One could use a high per connection timeout and an additional timeout for read() for long running connections. Something along these lines:
async with client.get(download_url, timeout=long_timout) as resp:
try:
...
new_data = await asyncio.wait_for(resp.content.read(self.CHUNK_SIZE),
per_read_timeout)
...
except asyncio.TimeoutError:
...
Related issues
Updated by dalley almost 7 years ago
- Sprint/Milestone set to 47
- Triaged changed from No to Yes
Updated by jortel@redhat.com almost 7 years ago
- Sprint/Milestone changed from 53 to 54
Updated by jortel@redhat.com over 6 years ago
- Sprint Candidate changed from No to Yes
Updated by bmbouter over 6 years ago
- Related to Issue #3918: DeclarativeVersion cannot sync longer than 5 minutes or a timeout error is raised added
Updated by bmbouter over 6 years ago
- Status changed from NEW to CLOSED - WONTFIX
FYI, In the aiohttp docs now (3.3.2) I see additional options named ['total', 'connect', 'sock_connect', 'sock_read']: https://aiohttp.readthedocs.io/en/stable/client_quickstart.html#timeouts
gmbnomis I can see how the plugin writer can do things that make no sense with those types of options. I think they are aiohttp options, so there isn't much Pulp can do to resolve them. aiohttp could have some sanity validation added though, if it doesn't already do that. I recently filed an issue in upstream aiohttp and it was a good experience. Their tracker is here: https://github.com/aio-libs/aiohttp/issues/
In terms of what Pulp can do for this, I can only see closing this as WONTFIX since we aren't in control of those options. It's good to leave here as a reference though and WONTFIX will do that. gmbnomis, if you have other ideas of what should happen please post. I just don't see another option.
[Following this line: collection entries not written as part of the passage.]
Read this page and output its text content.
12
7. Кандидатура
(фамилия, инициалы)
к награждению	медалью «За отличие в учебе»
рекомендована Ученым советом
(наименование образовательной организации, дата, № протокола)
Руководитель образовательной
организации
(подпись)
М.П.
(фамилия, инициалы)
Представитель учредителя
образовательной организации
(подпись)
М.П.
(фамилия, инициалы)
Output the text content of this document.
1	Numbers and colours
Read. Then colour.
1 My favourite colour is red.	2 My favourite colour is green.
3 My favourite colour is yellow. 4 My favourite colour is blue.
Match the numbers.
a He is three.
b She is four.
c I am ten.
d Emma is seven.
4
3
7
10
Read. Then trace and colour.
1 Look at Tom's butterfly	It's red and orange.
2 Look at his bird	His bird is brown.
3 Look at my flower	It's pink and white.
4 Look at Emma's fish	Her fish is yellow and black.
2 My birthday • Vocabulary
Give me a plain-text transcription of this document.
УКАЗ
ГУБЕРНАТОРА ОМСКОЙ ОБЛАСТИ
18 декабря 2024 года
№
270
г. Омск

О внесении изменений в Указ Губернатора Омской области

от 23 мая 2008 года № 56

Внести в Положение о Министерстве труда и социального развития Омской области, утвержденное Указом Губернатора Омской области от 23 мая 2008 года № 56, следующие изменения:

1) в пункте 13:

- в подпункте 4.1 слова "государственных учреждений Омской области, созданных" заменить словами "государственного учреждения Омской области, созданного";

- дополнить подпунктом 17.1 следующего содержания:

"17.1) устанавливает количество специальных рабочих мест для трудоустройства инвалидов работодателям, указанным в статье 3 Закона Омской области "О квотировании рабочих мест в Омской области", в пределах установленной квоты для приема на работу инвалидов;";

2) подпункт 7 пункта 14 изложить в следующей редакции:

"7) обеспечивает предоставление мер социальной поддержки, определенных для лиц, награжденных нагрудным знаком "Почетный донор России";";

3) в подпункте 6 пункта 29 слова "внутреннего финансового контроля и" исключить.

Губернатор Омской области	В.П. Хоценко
Updated by gmbnomis over 6 years ago
bmbouter This issue is not about preventing plugin writers from doing stupid things (life experience tells me that this would be futile...). It was intended as a kind of "heads up" that aiohttp timeouts seem not to be made for long downloads (at that time at least). And apparently that is what happened in #3918.
According to the documentation you linked, the sock_read
timeout seems to implement the timeout implemented by the wait_for
in the code I posted above. Thus, there should be no need for this anymore.
Nevertheless, I think Pulp should have sane default timeout definitions in the downloader for the typical use case (in order to ease the life of plugin writers). Probably, a very long or no total timeout. Connection and read timeouts should probably be in the range of seconds (or minutes?). Are there proven nectar default timeout settings you could reuse?